Covers design of data platforms and architecture for handling large data volumes in complex data environments.
Focuses on developing solutions for processing and analysing large datasets across systems and platforms.
Covers establishing and structuring data lakes where large volumes of raw data are collected and stored for analysis.
Covers development of data pipelines and integration processes where data is extracted, transformed and loaded into data platforms.
Focuses on developing solutions that collect and manage data from devices and sensors in Internet of Things environments.
Covers implementation and optimisation of data platforms based on Snowflake for cloud-based data analytics.
Data platforms and IoT play a central role in organisations working with large data volumes and aiming to use information from multiple sources.
When data is collected from systems, applications and devices, it becomes essential to have a structure that enables efficient storage, processing and analysis.
Many organisations work with data from a wide range of sources, including business systems, digital platforms, sensors and external data sources.
As these sources grow in number and complexity, there is a need for a central platform where data can be consolidated and structured.
Data platforms make it possible to create a shared foundation for analysis, reporting and data-driven decision-making.
Data platforms require a clear architecture that can handle storage, integration and processing of data.
Big data architects and data engineers define how data should be structured, while ETL developers build pipelines that move and transform data between systems.
When data architecture and integration are planned together, it becomes easier to create stable and scalable platforms.
The Internet of Things enables data collection directly from devices and sensors. This data can provide insight into processes, usage patterns and operational conditions.
When IoT data is integrated into data platforms, organisations can analyse it alongside other data sources and create new opportunities for optimisation and automation.

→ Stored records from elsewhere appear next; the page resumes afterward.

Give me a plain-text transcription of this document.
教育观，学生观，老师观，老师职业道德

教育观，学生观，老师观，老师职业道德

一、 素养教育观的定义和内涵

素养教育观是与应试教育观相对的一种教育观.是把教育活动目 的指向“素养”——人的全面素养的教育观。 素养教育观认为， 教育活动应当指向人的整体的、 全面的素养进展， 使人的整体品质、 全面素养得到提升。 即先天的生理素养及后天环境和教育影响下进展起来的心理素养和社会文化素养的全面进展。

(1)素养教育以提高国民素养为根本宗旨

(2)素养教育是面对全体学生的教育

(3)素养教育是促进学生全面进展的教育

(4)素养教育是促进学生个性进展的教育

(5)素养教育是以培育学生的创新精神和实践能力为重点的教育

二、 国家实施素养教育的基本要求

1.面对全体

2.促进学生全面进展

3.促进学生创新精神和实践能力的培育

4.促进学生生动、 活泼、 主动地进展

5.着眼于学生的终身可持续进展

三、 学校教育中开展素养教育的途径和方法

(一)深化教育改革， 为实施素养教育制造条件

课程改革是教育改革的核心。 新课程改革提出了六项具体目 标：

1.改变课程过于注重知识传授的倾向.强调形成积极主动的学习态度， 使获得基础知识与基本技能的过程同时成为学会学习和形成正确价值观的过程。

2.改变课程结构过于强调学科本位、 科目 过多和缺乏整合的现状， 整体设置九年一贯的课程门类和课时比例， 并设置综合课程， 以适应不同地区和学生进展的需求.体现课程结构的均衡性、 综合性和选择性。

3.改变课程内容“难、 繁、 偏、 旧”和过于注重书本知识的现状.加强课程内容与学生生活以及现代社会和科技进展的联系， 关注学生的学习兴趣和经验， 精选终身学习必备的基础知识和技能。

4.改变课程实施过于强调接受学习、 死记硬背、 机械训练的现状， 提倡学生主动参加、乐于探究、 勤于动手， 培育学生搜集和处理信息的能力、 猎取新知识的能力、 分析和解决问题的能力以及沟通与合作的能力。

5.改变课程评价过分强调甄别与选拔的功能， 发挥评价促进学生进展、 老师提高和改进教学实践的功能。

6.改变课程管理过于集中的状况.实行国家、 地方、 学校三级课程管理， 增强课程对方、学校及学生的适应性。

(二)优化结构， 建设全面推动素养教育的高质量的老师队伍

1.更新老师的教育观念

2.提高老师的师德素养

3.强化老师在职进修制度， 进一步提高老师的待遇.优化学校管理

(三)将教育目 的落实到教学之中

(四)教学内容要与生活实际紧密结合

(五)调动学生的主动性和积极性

This requires a robust technical structure to handle large volumes of data and real-time processing.
Building and developing data platforms often requires specialised expertise in data architecture, integration and cloud-based platforms.
Many organisations therefore complement internal teams with external specialists. A big data architect can define platform structure, while developers build pipelines and integration solutions.
IoT developers and platform specialists can work with sensor data integration and cloud-based platforms.
Bringing in the right expertise makes it easier to establish solutions that can handle growing data volumes.